Et marcher à pied sous un soleil de plomb n'est pas facile même quand les paysage sont grandioses
 Après avoir tourné vers la droite, le paysage change un peu, et l'on commence à pressentir la mer ...
Le Golfe de Tadjoura dans lequel Henry de Monfreid vécut quelques unes de ses plus belles années
Le Ghoubbet El Kharab au premier plan, et le Golfe de Tadjoura en arrière-plan
Le Guinni Koma
Mais quand on est arrivé au Ghoubbet, une surprise nous attend : le Lac Assal.
Son nom nous laisse deviner un peu à quoi nous attendre, mais quand même ...
Voilà où je voulais retourner, et cette fois, à la voile, avec Sabay Dii, mais les autorités maritimes de Djibouti en ont décidé autrement. Dommage !
Dommage qu'une fois de plus, des administrations soient aussi frileuses à ouvrir leur espace maritime aux voiliers de croisières, alors que dans ces contrées, la grande partie des trafics se fait par la terre.
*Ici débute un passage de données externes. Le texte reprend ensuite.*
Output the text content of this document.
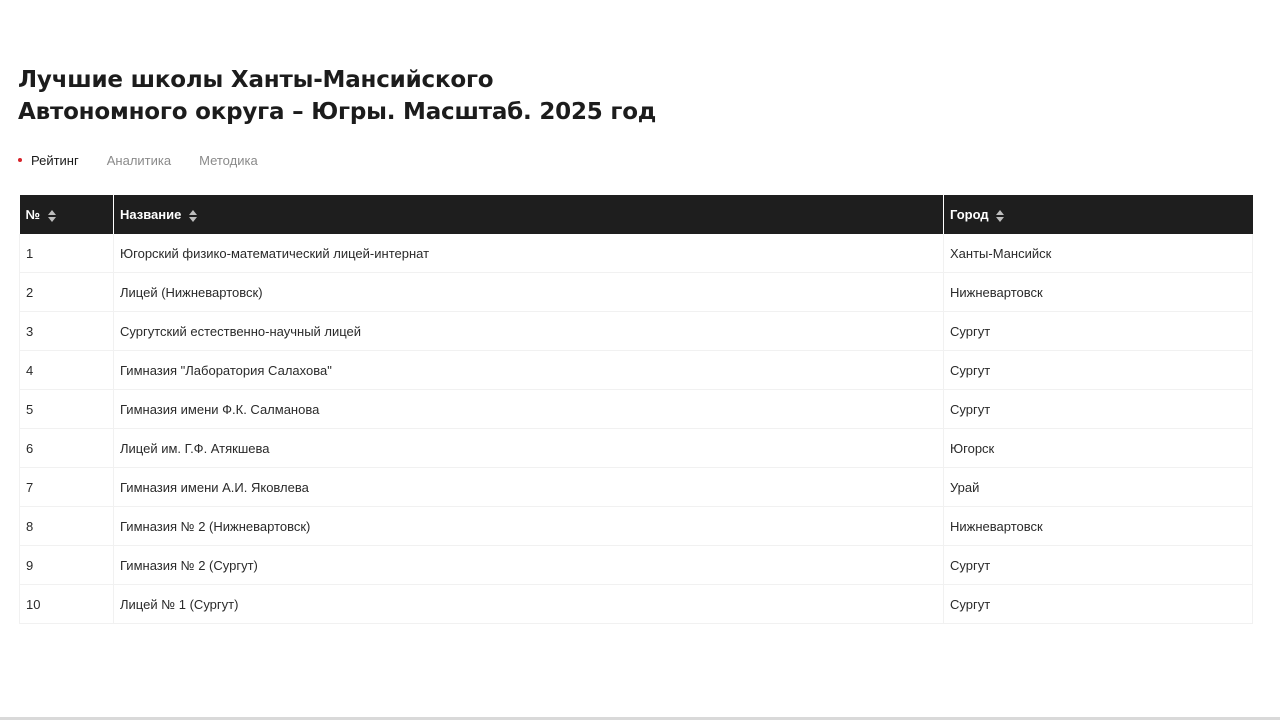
Лучшие школы Ханты-Мансийского Автономного округа – Югры. Масштаб. 2025 год
Рейтинг Аналитика Методика
№	Название	Город
1	Югорский физико-математический лицей-интернат	Ханты-Мансийск
2	Лицей (Нижневартовск)	Нижневартовск
3	Сургутский естественно-научный лицей	Сургут
4	Гимназия "Лаборатория Салахова"	Сургут
5	Гимназия имени Ф.К. Салманова	Сургут
6	Лицей им. Г.Ф. Атякшева	Югорск
7	Гимназия имени А.И. Яковлева	Урай
8	Гимназия № 2 (Нижневартовск)	Нижневартовск
9	Гимназия № 2 (Сургут)	Сургут
10	Лицей № 1 (Сургут)	Сургут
Pour excuse, elles pourraient invoquer la piraterie qui existe encore dans la région de la Corne de l'Afrique, notamment dans le Golfe d'Aden, mais cet argument ne tient pas quand on connait la position géographique du Ghoubbet El Kharab, complètement confiné, et où l'on ne peut accéder qu'en passant au milieu d'une armada de bateaux de guerre français, américains, coréens, japonais, chinois, espagnols, italiens, etc.
Les merveilles de Djibouti ne sont visibles que par voie terrestre, et ceci sans aucune contrainte, heureusement.